10. calculation method as claimed in claim 9, which is characterized in that the corresponding convolution kernel size of the convolution operation is K* K, the multiple register group include K*K register group, and the multiple data include M row N column data, and the multiple data exist Distribution in the K*K register group meets the following conditions:

The data in xth row s column in the multiple data are stored in r group register, the xth in the multiple data Data in+a row s column are stored in [r+ (a*K)] mod (K*K) group register, wherein and K is the integer not less than 1, Mod indicates progress complementation, and M >=x >=1, N >=s >=1, K*K >=r >=1, M, N, x, s, r, a is positive integer.

11. a kind of computing device, which is characterized in that including multiple arithmetic elements and multiple register groups, wherein each operation list Member is separately connected the multiple register group；

The multiple register group, for storing multiple data of pending multiple convolution operation；

The multiple arithmetic element, for obtaining the multiple data from the multiple register group, and to the multiple number It is operated according to multiple convolution is executed, wherein each arithmetic element in the multiple arithmetic element is for obtaining the multiple deposit The data stored in any one register group in device group.

12. device as claimed in claim 11, which is characterized in that the i-th convolution operation in multiple convolution operation In the process, the data that the multiple arithmetic element is read from the multiple register group are located at the multiple register group not With in register group, wherein i is the integer greater than 0.

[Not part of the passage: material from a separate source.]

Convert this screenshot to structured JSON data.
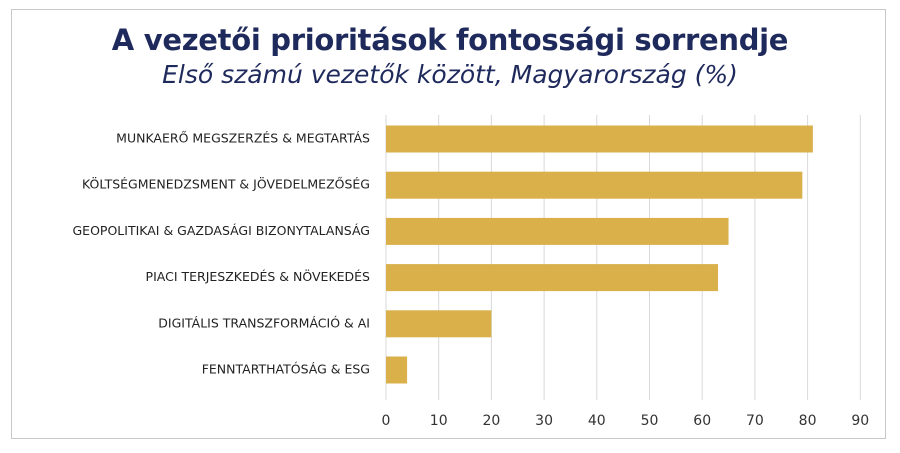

13. the device as described in claim 11 or 12, which is characterized in that the corresponding convolution kernel size of the convolution operation is K* K, the multiple register group include K*K register group, and the multiple data include M row N column data, and the multiple data exist Distribution in the K*K register group meets the following conditions:

14. the device as described in any one of claim 11 to 13, which is characterized in that the multiple arithmetic element includes first Arithmetic element and the second arithmetic element,

First arithmetic element is used for:

In the i-th convolution operation in multiple convolution operation, in the first weight data and the multiple data First data carry out multiplying, wherein i is the integer greater than 0；

In the i+1 time convolution operation in multiple convolution operation, to first weight data and second number According to progress multiplying.